E quando ela chega na escola e sofre bullying, ou os episódios de abuso sexual na infância, isso se apresenta de forma tão robusta e simples. Esses fatos se alinham à realidade de seu país e da sua família, por isso, quase desejamos poder abraçar a autora.

Certamente que tudo isso impactou Hannah, que cresceu acreditando que ser gay era como ser uma criatura distinta em um mundo homogêneo. Isso contribuiu com a forma que a comediante via a si mesma, tanto que foi capaz de se aceitar somente após sair da sua terra natal para estudar.

De todos na minha família, a pessoa com quem eu mais parecia era a minha avó. Eu compartilhava muito do seu jeito, a mistura incongruente de ambiguidade e inteligência. Meu senso de humor era muito parecido com o dela também, variando, por assim dizer, de bobo e ridículo a negro e muito seco, muitas vezes no mesmo fôlego.

Gadsby, Hannah. Ten Steps to Nanette: A Memoir Situation (p. 287). Atlantic Books. Edição do Kindle. 

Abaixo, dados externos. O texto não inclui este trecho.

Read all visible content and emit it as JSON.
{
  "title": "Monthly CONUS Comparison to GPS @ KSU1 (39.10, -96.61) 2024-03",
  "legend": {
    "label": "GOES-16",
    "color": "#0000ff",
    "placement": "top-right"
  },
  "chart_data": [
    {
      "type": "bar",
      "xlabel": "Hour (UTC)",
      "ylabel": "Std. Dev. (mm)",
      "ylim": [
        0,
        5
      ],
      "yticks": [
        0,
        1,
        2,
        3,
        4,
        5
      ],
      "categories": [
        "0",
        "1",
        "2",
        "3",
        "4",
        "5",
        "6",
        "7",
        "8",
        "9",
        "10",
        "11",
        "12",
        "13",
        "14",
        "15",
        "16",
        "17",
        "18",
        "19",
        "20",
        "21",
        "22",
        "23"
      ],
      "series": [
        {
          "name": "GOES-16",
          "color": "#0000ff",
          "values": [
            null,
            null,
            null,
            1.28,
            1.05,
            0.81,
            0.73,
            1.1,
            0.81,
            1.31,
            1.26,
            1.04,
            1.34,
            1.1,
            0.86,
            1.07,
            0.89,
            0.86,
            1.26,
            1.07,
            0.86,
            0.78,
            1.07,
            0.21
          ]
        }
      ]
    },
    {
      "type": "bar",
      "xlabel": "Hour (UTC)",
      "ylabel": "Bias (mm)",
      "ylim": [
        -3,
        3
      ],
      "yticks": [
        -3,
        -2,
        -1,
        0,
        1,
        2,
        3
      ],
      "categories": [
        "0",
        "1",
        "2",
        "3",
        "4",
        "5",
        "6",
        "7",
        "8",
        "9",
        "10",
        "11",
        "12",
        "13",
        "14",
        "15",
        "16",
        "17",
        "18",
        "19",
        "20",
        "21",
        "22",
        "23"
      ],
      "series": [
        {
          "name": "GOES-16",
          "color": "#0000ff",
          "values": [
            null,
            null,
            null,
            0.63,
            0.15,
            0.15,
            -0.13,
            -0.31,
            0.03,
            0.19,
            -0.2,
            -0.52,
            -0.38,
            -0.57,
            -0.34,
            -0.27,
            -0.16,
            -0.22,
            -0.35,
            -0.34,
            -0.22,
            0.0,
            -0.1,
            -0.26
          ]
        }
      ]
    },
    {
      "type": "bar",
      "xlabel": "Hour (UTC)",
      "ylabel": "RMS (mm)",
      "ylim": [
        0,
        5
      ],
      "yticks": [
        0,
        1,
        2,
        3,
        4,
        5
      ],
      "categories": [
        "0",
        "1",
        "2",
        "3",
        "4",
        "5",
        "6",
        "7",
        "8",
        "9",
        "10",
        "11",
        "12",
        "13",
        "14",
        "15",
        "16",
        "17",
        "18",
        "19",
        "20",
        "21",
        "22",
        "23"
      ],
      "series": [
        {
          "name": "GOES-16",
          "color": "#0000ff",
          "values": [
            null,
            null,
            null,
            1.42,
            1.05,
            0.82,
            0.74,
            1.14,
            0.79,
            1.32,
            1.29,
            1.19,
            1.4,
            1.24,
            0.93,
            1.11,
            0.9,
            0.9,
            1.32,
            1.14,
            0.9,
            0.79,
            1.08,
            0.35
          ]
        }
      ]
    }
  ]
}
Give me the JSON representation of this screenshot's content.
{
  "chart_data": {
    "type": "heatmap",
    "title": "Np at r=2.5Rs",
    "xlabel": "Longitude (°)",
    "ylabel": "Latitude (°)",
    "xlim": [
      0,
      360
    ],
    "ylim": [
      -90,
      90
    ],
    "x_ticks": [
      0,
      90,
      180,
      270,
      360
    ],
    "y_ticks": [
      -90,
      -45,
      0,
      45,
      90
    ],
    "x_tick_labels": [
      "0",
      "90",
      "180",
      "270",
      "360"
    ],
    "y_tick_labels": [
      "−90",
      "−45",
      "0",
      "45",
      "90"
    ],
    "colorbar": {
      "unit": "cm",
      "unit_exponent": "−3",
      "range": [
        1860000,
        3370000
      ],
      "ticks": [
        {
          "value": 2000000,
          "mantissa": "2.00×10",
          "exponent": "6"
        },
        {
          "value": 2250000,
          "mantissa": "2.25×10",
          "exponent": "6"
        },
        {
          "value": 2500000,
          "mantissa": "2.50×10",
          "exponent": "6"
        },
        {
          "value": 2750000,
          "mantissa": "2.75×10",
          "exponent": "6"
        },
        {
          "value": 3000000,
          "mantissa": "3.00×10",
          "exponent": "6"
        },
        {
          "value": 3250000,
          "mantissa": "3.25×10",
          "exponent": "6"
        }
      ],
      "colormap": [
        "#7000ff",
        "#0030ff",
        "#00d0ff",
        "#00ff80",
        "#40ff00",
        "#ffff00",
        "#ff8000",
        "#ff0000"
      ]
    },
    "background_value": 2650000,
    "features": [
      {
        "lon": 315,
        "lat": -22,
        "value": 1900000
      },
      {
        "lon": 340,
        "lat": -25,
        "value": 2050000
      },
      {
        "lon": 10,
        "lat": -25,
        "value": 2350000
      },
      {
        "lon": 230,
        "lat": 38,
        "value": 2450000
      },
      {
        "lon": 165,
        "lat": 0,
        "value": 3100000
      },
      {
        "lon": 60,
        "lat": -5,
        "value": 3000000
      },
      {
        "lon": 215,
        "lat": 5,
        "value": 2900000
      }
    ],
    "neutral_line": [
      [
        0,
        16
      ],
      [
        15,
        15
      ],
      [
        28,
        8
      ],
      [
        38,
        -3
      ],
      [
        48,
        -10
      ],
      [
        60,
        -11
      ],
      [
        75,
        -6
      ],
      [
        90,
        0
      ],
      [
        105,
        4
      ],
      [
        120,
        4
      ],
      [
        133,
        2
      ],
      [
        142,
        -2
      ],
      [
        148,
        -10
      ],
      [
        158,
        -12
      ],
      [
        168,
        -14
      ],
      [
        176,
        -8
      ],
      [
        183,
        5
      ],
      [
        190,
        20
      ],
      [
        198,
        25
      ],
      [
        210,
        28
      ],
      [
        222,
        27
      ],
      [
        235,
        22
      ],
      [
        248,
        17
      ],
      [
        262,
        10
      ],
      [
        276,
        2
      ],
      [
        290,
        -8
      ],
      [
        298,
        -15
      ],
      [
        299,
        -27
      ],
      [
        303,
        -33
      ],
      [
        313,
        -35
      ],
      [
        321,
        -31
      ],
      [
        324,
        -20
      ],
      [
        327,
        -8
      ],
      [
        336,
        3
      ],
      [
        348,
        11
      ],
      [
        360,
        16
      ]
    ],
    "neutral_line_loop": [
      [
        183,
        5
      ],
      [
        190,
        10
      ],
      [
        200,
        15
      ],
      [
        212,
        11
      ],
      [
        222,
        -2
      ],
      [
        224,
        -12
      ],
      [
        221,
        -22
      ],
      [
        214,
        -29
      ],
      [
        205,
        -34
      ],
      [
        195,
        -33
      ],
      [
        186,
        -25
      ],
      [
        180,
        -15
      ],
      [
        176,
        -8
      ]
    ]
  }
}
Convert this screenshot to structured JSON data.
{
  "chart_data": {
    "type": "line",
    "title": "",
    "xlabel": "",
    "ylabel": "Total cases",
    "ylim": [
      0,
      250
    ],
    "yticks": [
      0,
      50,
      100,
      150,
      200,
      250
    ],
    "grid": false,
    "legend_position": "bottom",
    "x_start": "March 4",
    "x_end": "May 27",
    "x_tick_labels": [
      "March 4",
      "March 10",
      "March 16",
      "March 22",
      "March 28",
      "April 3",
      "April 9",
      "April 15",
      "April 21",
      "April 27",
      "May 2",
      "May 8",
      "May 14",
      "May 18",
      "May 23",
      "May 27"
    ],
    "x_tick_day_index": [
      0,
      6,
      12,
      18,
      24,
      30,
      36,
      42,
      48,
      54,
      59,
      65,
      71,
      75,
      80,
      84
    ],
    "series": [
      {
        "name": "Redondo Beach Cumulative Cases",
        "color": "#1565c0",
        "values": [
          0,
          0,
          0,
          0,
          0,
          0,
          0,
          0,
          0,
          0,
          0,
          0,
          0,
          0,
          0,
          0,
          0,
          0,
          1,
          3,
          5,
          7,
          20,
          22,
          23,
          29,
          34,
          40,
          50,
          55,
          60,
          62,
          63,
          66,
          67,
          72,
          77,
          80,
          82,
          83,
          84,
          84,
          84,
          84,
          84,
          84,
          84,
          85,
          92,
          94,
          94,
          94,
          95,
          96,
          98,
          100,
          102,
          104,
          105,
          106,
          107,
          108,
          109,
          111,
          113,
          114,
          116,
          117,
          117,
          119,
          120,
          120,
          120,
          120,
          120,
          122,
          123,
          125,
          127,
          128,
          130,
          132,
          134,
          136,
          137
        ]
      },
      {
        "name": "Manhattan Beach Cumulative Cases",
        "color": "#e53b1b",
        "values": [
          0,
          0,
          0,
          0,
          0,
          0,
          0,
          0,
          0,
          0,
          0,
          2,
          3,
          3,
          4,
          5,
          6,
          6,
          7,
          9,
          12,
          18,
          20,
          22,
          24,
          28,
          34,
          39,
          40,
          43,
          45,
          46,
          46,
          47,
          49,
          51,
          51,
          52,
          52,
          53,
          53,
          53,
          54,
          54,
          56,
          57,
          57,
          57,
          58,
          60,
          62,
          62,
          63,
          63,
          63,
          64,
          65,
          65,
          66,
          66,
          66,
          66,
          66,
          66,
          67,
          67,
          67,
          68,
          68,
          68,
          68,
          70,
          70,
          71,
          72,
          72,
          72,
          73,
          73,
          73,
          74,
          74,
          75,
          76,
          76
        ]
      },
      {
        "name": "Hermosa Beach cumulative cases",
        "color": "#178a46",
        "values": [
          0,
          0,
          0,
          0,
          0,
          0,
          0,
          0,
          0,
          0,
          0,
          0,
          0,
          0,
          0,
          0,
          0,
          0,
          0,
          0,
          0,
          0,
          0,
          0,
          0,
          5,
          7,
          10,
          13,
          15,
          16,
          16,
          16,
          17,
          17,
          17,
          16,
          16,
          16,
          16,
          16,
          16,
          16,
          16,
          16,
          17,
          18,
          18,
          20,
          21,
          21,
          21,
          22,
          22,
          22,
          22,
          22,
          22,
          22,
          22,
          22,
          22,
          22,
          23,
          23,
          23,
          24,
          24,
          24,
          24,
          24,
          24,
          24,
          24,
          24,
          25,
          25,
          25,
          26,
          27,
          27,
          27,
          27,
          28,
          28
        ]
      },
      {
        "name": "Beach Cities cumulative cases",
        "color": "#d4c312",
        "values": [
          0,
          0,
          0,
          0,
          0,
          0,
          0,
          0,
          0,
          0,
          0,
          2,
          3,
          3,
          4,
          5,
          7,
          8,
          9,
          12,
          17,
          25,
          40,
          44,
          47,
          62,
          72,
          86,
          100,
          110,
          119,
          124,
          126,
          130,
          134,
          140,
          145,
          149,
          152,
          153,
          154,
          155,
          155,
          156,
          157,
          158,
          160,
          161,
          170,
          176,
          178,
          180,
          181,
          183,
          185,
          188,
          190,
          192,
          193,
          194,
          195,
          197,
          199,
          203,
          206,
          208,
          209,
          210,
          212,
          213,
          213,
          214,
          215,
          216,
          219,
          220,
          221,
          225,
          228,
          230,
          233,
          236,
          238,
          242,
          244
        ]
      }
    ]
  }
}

Hannah Gadsby, uma história de sofrimento

O sofrimento de Gadsby não para por aí e segue capítulo por capítulo. Uma verdadeira história de superação, para aprender lições. Mas a forma com que ela apresenta todas as situações não deixa o leitor acreditar que ela seja vítima. Talvez pelo fato da escrita fechar sempre com um tom de comédia. Não auto-depreciativa, pois fica claro para todos que a culpa por tudo o que aconteceu não é dela. Mas uma comédia sincera, vulnerável, muitas vezes política e de total abertura com o leitor.

Como em toda autobiografia, não lemos para saber o final, mas sim o meio e o começo. De onde ela veio, como chegou ao diagnóstico de autismo e que percalços teve que viver para chegar ao ponto onde está.

‘Ten Steps to Nanette’ foi um dos poucos livros que li sem poder largar. Como resultado, achei incrível perceber que o que torna Hannah Gadsby uma comediante tão bem-sucedida é justamente a forma dela construir a narrativa, que aparece de forma brilhante no livro.

Aliás, é também um dos livros que mais me permitiu me colocar nos pés de outra pessoa. Ainda que em uma realidade tão distante, mas com quem é fácil se identificar. Todos sofremos, em maior ou menor grau, com a maldade alheia. Transformar esse sofrimento em material para comédia existe um certo distanciamento da própria realidade.

O passado molda o futuro

Contudo, se isso é saudável ou não, cabe ao sofredor decidir. Assim, Gadsby trabalha estas descobertas em seu livro, mostrando o que muitos de nós já sabemos inconscientemente. Que, de fato, nosso passado molda o nosso futuro, mas todos podemos escolher até que ponto permitimos que isso aconteça.

O objetivo era quase dizer algo profundo, e no espaço entre as palavras ditas e o significado ao qual eu não cheguei, outras pessoas poderiam ser capazes de transformá-lo em algo que estavam procurando. É um pequeno truque que aprendi com Tony Robbins, exceto que deixei de fora seu complexo de messias e sua retórica de culpar as vítimas, e as substituí pela fé que as pessoas são capazes de encontrar seus próprios significados.

Gadsby, Hannah. Ten Steps to Nanette: A Memoir Situation (p. 355). Atlantic Books. Edição do Kindle.

Por enquanto, só é possível comprar ‘Ten Steps to Nanette’ em inglês e alemão, mas, com toda a certeza terá tradução e publicação em breve no Brasil. Apesar disso, o livro é fácil de ler — mesmo com o vocabulário australiano da autora.